Mommy, what is a book?

I remember a book that came out in 1953 called Fahrenheit 451 by Ray Bradbury about book censorship. It told the story of how books were burned to stifle intellectual freedom. It was very graphic and came out at a time when schools were trying to ban books from their libraries even though they violated the First Amendment of the United States Constitution.

There were a lot of schools trying to get the classics off the shelves like Chaucer. Who ever heard of his Canterbury Tales being considered unreadable? Golden Shakespeare? So what if Romeo and Juliet consummated their marriage before their wedding? That wasn’t the point of the story, and these holy-rollers were trying to strip the school library shelves of classics like these.

But now, there is a new concern, a very deep concern. Schools are trying to eliminate textbooks and replace them with electronic books. And because? Well, the first objection I ran into was that they were too heavy to carry around. Too heavy to carry? These are children, not octogenarians; they can carry books like we did.

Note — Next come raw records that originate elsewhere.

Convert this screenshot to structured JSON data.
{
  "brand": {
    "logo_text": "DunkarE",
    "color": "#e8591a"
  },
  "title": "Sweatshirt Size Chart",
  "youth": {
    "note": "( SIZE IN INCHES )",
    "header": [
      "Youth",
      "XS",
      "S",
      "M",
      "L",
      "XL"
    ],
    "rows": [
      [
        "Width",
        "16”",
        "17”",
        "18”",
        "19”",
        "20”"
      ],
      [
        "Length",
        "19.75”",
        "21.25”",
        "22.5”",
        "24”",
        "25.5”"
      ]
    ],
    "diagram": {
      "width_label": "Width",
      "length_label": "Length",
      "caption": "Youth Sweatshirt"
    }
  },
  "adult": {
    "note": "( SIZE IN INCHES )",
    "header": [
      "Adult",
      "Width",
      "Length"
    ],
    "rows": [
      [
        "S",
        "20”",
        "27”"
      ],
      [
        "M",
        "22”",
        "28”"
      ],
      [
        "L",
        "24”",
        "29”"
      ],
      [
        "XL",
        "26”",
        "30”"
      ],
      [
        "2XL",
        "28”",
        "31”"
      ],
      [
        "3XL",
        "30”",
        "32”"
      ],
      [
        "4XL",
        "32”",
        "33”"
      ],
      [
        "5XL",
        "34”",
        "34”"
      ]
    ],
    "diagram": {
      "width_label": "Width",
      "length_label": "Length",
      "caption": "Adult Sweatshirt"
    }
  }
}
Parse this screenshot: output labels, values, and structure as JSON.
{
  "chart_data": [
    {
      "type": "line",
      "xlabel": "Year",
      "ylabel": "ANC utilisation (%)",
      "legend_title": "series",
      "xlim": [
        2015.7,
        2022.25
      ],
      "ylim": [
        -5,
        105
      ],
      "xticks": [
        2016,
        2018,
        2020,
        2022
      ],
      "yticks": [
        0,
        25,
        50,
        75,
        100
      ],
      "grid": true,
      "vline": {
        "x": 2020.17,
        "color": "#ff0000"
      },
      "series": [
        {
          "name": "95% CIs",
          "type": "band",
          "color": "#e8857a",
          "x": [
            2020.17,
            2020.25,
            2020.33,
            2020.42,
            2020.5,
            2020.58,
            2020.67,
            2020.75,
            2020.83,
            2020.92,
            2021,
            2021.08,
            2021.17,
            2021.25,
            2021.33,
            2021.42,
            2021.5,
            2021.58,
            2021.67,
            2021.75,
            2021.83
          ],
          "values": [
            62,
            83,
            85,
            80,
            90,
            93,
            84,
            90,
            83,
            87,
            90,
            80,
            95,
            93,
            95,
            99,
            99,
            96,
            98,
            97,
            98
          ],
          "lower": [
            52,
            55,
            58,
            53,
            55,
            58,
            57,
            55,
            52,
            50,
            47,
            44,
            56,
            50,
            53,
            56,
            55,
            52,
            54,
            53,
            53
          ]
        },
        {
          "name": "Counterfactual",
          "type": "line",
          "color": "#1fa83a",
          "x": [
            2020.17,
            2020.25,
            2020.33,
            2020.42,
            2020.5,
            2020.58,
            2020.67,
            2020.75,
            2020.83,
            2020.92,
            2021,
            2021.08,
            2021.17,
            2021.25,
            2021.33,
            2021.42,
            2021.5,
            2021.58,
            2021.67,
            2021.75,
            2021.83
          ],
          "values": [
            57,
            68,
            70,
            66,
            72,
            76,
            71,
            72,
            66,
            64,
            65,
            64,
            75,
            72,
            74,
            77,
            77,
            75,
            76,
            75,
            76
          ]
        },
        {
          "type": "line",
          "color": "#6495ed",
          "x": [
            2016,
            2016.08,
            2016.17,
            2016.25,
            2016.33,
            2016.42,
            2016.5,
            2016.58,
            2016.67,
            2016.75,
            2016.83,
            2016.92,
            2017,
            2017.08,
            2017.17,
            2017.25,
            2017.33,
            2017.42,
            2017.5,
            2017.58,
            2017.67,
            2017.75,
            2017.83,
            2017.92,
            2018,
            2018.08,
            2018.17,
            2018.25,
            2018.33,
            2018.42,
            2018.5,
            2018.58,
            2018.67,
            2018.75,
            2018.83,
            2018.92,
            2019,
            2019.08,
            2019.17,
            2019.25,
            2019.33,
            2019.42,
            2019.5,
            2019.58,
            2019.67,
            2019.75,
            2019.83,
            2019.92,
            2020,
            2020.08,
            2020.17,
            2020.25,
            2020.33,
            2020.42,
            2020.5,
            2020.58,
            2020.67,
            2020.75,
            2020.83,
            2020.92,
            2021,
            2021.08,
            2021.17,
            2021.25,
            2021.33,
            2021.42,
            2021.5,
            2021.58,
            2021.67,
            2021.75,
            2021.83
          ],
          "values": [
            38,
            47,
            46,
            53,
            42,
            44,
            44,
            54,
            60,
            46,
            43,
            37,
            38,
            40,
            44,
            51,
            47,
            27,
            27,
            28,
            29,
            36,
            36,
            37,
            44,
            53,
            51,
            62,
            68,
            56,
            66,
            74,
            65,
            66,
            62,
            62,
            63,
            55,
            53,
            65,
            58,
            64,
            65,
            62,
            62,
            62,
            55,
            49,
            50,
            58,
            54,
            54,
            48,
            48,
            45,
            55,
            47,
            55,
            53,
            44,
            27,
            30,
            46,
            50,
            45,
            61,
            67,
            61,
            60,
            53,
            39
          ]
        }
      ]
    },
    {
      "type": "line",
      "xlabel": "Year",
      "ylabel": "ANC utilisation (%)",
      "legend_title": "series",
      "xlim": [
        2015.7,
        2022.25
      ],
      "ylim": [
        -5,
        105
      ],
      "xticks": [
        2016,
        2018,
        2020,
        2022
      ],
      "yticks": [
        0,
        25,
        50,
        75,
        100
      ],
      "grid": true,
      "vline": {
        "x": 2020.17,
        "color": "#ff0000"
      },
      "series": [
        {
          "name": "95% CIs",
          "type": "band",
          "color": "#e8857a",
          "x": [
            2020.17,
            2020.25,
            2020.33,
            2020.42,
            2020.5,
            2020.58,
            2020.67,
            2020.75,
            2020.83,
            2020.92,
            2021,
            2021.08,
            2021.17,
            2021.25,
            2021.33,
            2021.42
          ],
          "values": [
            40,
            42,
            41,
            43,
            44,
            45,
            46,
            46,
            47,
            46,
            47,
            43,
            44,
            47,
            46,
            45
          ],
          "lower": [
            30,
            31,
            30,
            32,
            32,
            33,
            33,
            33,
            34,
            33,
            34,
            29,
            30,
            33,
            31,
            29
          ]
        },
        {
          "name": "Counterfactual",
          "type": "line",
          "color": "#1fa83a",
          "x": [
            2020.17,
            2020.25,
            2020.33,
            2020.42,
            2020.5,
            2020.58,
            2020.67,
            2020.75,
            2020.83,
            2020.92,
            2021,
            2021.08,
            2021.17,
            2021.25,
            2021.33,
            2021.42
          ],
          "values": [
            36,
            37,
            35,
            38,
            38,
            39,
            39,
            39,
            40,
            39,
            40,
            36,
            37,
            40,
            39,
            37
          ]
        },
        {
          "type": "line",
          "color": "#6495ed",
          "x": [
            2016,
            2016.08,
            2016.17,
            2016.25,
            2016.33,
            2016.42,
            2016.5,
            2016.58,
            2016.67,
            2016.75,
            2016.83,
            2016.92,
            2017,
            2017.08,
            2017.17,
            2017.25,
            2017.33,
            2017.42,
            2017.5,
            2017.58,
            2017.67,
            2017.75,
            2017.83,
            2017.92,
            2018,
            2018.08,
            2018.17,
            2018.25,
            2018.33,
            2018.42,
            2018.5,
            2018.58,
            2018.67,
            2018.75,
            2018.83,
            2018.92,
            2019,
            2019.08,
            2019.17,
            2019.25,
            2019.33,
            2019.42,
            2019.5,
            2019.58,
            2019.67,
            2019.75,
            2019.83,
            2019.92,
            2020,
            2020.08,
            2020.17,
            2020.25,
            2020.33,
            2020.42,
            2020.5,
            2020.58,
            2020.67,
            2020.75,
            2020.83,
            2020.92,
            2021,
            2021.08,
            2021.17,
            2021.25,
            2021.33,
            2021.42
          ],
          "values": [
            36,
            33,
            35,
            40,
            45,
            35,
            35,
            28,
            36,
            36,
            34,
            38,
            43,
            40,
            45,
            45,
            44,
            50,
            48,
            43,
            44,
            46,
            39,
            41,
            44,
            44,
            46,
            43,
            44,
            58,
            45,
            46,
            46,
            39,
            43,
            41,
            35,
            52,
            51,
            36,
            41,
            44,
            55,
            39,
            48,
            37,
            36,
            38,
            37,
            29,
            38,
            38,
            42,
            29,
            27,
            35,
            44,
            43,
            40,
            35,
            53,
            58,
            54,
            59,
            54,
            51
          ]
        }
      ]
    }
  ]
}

Educators say students can go online and print the pages that matter. Who can say what is important to a child’s mind? School is the place where we learn to evaluate what we are reading and where we learn to make decisions based on what our fertile minds read on the pages of these books.

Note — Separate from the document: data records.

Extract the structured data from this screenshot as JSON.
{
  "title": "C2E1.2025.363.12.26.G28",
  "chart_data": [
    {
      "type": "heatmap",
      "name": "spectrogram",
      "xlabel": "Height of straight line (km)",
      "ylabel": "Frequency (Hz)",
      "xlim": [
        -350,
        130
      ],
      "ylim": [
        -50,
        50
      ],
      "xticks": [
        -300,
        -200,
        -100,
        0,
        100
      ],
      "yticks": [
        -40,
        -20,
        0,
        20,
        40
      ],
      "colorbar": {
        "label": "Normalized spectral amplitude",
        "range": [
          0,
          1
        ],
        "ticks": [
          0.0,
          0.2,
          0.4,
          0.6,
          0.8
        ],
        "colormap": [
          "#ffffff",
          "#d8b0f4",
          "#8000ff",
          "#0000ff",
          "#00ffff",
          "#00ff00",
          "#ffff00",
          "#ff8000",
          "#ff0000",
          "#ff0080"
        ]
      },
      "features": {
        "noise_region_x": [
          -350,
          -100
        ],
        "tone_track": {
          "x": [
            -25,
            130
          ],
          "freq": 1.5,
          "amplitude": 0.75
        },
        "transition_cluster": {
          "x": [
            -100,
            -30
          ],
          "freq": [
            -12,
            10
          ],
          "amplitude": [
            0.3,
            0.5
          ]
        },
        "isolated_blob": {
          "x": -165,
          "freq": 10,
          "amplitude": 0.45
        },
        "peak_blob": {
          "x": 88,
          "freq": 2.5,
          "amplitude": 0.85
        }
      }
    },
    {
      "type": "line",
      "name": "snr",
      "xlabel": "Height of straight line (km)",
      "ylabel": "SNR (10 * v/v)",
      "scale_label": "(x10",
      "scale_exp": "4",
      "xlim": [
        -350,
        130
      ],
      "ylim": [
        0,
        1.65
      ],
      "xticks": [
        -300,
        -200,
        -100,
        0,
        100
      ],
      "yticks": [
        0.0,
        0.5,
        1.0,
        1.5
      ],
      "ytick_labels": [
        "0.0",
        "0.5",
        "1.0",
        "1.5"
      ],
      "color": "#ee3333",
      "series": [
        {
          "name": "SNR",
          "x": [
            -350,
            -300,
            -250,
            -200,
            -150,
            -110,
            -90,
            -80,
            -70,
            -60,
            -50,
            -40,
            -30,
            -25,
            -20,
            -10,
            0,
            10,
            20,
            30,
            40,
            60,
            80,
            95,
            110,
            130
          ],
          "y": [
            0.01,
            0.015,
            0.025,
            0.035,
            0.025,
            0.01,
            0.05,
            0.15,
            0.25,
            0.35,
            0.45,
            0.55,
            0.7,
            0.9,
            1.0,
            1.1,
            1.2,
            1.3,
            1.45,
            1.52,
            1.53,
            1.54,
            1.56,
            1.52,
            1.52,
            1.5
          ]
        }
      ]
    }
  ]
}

Another objection is that textbooks are expensive to print. If textbooks are too expensive to print and we’re doing away with them, we’ll definitely be breeding future generations of jerks.

If these so-called educators are deciding which books are morally fit for our children to read, we will be raising generations of adults who cannot think for themselves and can only accept the exasperated version of what is acceptable information. No wonder there is such a widespread theory that there is a conspiracy to keep us stupid and uninformed.

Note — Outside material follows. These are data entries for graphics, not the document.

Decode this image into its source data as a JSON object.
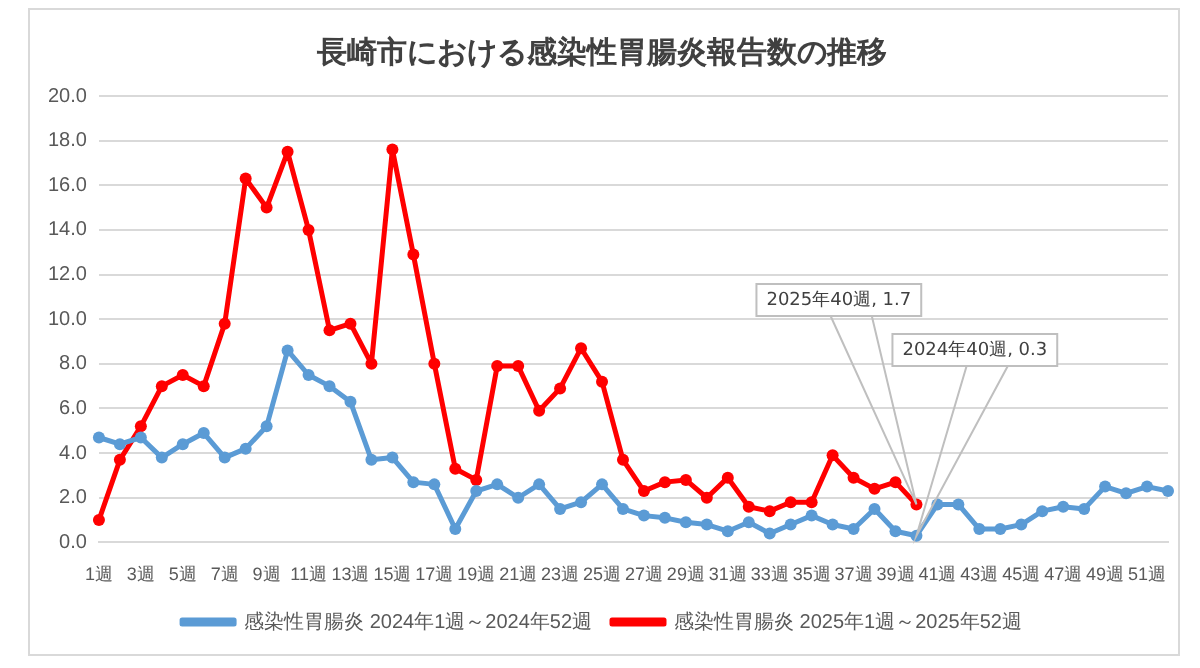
{
  "chart_data": {
    "type": "line",
    "title": "長崎市における感染性胃腸炎報告数の推移",
    "categories": [
      "1週",
      null,
      "3週",
      null,
      "5週",
      null,
      "7週",
      null,
      "9週",
      null,
      "11週",
      null,
      "13週",
      null,
      "15週",
      null,
      "17週",
      null,
      "19週",
      null,
      "21週",
      null,
      "23週",
      null,
      "25週",
      null,
      "27週",
      null,
      "29週",
      null,
      "31週",
      null,
      "33週",
      null,
      "35週",
      null,
      "37週",
      null,
      "39週",
      null,
      "41週",
      null,
      "43週",
      null,
      "45週",
      null,
      "47週",
      null,
      "49週",
      null,
      "51週",
      null
    ],
    "series": [
      {
        "name": "感染性胃腸炎 2024年1週～2024年52週",
        "color": "#5b9bd5",
        "values": [
          4.7,
          4.4,
          4.7,
          3.8,
          4.4,
          4.9,
          3.8,
          4.2,
          5.2,
          8.6,
          7.5,
          7.0,
          6.3,
          3.7,
          3.8,
          2.7,
          2.6,
          0.6,
          2.3,
          2.6,
          2.0,
          2.6,
          1.5,
          1.8,
          2.6,
          1.5,
          1.2,
          1.1,
          0.9,
          0.8,
          0.5,
          0.9,
          0.4,
          0.8,
          1.2,
          0.8,
          0.6,
          1.5,
          0.5,
          0.3,
          1.7,
          1.7,
          0.6,
          0.6,
          0.8,
          1.4,
          1.6,
          1.5,
          2.5,
          2.2,
          2.5,
          2.3
        ]
      },
      {
        "name": "感染性胃腸炎 2025年1週～2025年52週",
        "color": "#ff0000",
        "values": [
          1.0,
          3.7,
          5.2,
          7.0,
          7.5,
          7.0,
          9.8,
          16.3,
          15.0,
          17.5,
          14.0,
          9.5,
          9.8,
          8.0,
          17.6,
          12.9,
          8.0,
          3.3,
          2.8,
          7.9,
          7.9,
          5.9,
          6.9,
          8.7,
          7.2,
          3.7,
          2.3,
          2.7,
          2.8,
          2.0,
          2.9,
          1.6,
          1.4,
          1.8,
          1.8,
          3.9,
          2.9,
          2.4,
          2.7,
          1.7,
          null,
          null,
          null,
          null,
          null,
          null,
          null,
          null,
          null,
          null,
          null,
          null
        ]
      }
    ],
    "ylim": [
      0,
      20
    ],
    "yticks": [
      {
        "value": 0,
        "label": "0.0"
      },
      {
        "value": 2,
        "label": "2.0"
      },
      {
        "value": 4,
        "label": "4.0"
      },
      {
        "value": 6,
        "label": "6.0"
      },
      {
        "value": 8,
        "label": "8.0"
      },
      {
        "value": 10,
        "label": "10.0"
      },
      {
        "value": 12,
        "label": "12.0"
      },
      {
        "value": 14,
        "label": "14.0"
      },
      {
        "value": 16,
        "label": "16.0"
      },
      {
        "value": 18,
        "label": "18.0"
      },
      {
        "value": 20,
        "label": "20.0"
      }
    ],
    "annotations": [
      "2025年40週, 1.7",
      "2024年40週, 0.3"
    ],
    "grid": "y",
    "legend": "bottom",
    "marker": "circle",
    "line_style": "solid"
  }
}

As someone who still has many of my high school and college textbooks on my library shelves, just to think that the children of tomorrow will one day ask their parents, “What is a book?” it’s frightening

Online books are great for certain things, but textbooks deserve to be delivered to students and remain on library shelves in every school. No one has the right to censor what the people read. And that means religious fanatics, politicians, educators, do-gooders, and anyone else. Books are meant to be read and minds are given to people to use, and when we deprive people of both, we deny them their First Amendment rights and the right to choose for themselves.